Summary: The Breast Surgery Collaborative Community (BSCC) states that an en bloc capsulectomy is only necessary for confirmed or suspected breast implant-associated cancer after thorough evaluation, emphasizing informed consent, evidence-based care, and the need for continued monitoring, while warning against unnecessary procedures driven by patient fears.
Key Takeaways:
- The Breast Surgery Collaborative Community (BSCC) states that en bloc capsulectomy is only necessary for patients with confirmed or suspected breast implant-associated cancer after thorough medical evaluation, emphasizing that this complex and costly procedure should not be recommended based on patient fears alone.
- The BSCC highlights that it is unknown whether removing breast implants, with or without capsulectomy, prevents future breast implant-associated cancer and stresses the importance of continued clinical monitoring and imaging surveillance for patients undergoing capsulectomy, particularly those with textured implants.
- Informed consent and shared decision-making are crucial, with plastic surgeons responsible for providing patients with evidence-based information and ensuring they understand all options and associated risks, especially given the prevalence of misinformation online.
A consensus statement from the Breast Surgery Collaborative Community (BSCC), which includes patient advocates, board-certified plastic surgeons, and other stakeholders, provides clear guidance on managing breast implant capsules.
Experts Warn Against Unnecessary Capsulectomies
The BSCC, with representatives from the American Society of Plastic Surgeons (ASPS) and The Aesthetic Society, emphasizes that an en bloc capsulectomy—a lengthy, complex, and costly procedure—is only necessary for patients with confirmed or suspected breast implant-associated cancer after a thorough medical evaluation.
“It’s unfortunate, but there are surgeons who will capitalize on a patient’s trust or fear to urge them toward the more costly and riskier procedure,” says The Plastic Surgery Foundation (PSF) President Scot Bradley Glasberg, MD, who is a co-founder of the BSCC. “In actuality, the en bloc is only necessary in very specific cases, and it can leave patients with significant breast deformities and be prone to complications.
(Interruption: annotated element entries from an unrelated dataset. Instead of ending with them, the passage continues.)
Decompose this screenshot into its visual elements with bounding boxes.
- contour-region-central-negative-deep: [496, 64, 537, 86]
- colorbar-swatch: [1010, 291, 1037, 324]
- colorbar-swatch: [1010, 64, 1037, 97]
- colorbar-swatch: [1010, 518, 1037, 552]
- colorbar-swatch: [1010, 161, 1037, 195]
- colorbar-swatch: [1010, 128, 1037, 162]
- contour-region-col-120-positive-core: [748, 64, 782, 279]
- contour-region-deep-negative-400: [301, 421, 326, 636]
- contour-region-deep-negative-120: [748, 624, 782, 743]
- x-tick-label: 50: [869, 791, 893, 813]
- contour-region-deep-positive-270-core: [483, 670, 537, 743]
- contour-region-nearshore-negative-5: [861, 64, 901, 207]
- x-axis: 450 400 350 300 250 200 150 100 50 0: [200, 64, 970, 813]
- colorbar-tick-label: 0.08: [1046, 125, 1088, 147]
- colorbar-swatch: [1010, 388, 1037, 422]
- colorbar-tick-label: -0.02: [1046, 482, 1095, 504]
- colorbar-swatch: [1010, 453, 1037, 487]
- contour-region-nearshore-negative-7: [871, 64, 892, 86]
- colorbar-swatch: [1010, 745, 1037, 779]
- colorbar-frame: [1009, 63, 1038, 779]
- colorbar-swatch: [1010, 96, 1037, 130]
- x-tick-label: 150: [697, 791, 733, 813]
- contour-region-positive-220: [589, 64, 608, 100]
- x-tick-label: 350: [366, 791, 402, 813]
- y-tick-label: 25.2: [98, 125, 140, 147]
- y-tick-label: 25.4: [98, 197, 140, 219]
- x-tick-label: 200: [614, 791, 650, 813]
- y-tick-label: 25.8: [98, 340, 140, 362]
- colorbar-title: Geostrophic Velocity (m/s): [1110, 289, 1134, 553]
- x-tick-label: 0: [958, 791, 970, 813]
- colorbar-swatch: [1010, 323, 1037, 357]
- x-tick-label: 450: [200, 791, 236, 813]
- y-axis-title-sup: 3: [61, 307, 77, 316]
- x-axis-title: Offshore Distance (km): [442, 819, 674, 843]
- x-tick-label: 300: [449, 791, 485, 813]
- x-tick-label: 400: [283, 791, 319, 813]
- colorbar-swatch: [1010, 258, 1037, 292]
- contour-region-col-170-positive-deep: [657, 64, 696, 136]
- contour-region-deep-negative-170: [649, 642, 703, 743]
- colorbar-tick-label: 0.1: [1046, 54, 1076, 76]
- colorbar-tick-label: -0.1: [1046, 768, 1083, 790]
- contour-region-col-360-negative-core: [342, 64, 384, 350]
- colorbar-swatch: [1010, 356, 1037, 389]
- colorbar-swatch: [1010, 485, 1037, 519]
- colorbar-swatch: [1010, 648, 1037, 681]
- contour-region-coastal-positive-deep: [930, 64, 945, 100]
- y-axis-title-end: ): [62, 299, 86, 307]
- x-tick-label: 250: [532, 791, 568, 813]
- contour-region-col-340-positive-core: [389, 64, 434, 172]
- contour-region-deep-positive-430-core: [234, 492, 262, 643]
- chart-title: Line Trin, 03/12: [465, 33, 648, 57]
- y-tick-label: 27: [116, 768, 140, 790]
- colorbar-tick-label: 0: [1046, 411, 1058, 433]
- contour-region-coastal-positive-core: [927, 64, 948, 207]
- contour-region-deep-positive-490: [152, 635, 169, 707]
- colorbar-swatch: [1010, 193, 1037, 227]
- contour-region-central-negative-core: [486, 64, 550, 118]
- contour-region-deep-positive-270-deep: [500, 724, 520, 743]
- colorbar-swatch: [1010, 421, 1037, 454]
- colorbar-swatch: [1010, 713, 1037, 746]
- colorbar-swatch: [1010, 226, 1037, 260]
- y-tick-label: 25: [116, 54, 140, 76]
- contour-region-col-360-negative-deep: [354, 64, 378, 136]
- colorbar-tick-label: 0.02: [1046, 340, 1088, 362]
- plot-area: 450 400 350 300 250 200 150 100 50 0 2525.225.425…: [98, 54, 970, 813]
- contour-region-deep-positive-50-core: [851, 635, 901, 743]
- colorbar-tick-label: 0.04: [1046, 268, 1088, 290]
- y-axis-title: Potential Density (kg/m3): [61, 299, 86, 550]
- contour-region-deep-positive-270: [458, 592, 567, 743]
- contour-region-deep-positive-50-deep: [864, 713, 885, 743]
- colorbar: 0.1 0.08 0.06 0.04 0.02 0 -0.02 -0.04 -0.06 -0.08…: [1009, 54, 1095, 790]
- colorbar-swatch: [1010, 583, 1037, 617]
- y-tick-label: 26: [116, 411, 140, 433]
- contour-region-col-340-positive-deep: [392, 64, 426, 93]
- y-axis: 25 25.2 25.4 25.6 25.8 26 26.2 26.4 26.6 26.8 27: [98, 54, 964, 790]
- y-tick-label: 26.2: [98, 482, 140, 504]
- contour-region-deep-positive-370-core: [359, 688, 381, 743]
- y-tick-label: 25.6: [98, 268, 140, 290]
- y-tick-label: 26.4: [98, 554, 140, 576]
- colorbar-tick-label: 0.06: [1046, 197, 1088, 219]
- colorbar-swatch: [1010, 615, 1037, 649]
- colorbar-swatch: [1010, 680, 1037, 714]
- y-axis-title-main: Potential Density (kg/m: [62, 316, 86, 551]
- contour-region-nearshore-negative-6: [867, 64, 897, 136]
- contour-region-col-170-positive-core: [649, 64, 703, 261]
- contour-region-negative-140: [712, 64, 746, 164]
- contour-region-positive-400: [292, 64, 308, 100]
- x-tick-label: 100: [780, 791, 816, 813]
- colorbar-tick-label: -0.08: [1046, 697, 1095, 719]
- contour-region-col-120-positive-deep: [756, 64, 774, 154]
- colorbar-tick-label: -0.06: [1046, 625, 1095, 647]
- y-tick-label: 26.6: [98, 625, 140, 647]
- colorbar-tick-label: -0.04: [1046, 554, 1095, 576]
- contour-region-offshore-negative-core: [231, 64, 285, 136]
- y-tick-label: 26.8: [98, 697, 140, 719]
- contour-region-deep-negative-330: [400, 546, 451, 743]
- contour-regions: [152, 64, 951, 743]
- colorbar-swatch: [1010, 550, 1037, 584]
Ultimately, it should be the science and clinical data that dictates clinical care and guidelines.”
Informed Consent Key for Implant Procedures
The BSCC consensus statement points out that it is currently unknown whether the removal of breast implants with or without a capsulectomy will prevent the future development of a breast implant-associated cancer. It also says there is a rare subset of patients who have still developed breast implant-associated cancer after capsulectomy.
The BSCC statement adds that patients who decide to undergo a capsulectomy, particularly those with textured implants, must continue standard clinical monitoring and imaging surveillance after that surgery.
“It’s absolutely vital that patients be made aware of all options and the risks associated with any surgical procedure during the informed consent process,” says William P. Adams Jr., MD, a past president of The Aesthetic Society, The Aesthetic Foundation, and a co-founder of BSCC.
“It is always a patient’s choice to elect to undergo a procedure such as a capsulectomy, provided the risks of such a surgery are clearly understood,” Adams adds. “However, it is our responsibility as plastic surgeons to ensure that patients get the best evidence-based information developed through high-level science, and right now, many patients are being given a lot of misinformation on the internet and social media sites.”
Four Types of Capsulectomy Procedures
The BSCC consensus statement defines four types of capsulectomy:
- Total intact capsulectomy: Complete removal of the breast implant capsule as a single unit.
- Total capsulectomy (total precise capsulectomy): Complete removal of the breast implant capsule, not necessarily done as a single unit or in one piece.
- Partial capsulectomy: Removal of the breast implant capsule where some capsule is left behind.
- En bloc capsulectomy: Removal of the breast implant capsule with a margin of uninvolved tissue for treatment of suspected or established breast implant-associated cancers after appropriate medical workup.
Further, the BSCC consensus statement explicitly states, “The absolute and only indication for an en bloc capsulectomy is for an established or suspected breast implant-associated cancer after appropriate medical workup.”
Shared Decision-Making Essential for Capsulectomy
The BSCC notes that the informed-consent process for patients considering a capsulectomy should be a shared decision-making process with their surgeon, including a discussion of potential benefits and risks. This should include patient concerns regarding systemic symptoms, often referred to as Breast Implant Illness (BII), the risk of breast implant-associated cancers involving the capsule (such as BIA-ALCL, BIA-SCC, etc.), and any potential future risks, especially resulting from textured implants and tissue expanders.
Importantly, the risk of the capsulectomy procedure itself, including the patient’s medical history, must also be weighed against those risks noted.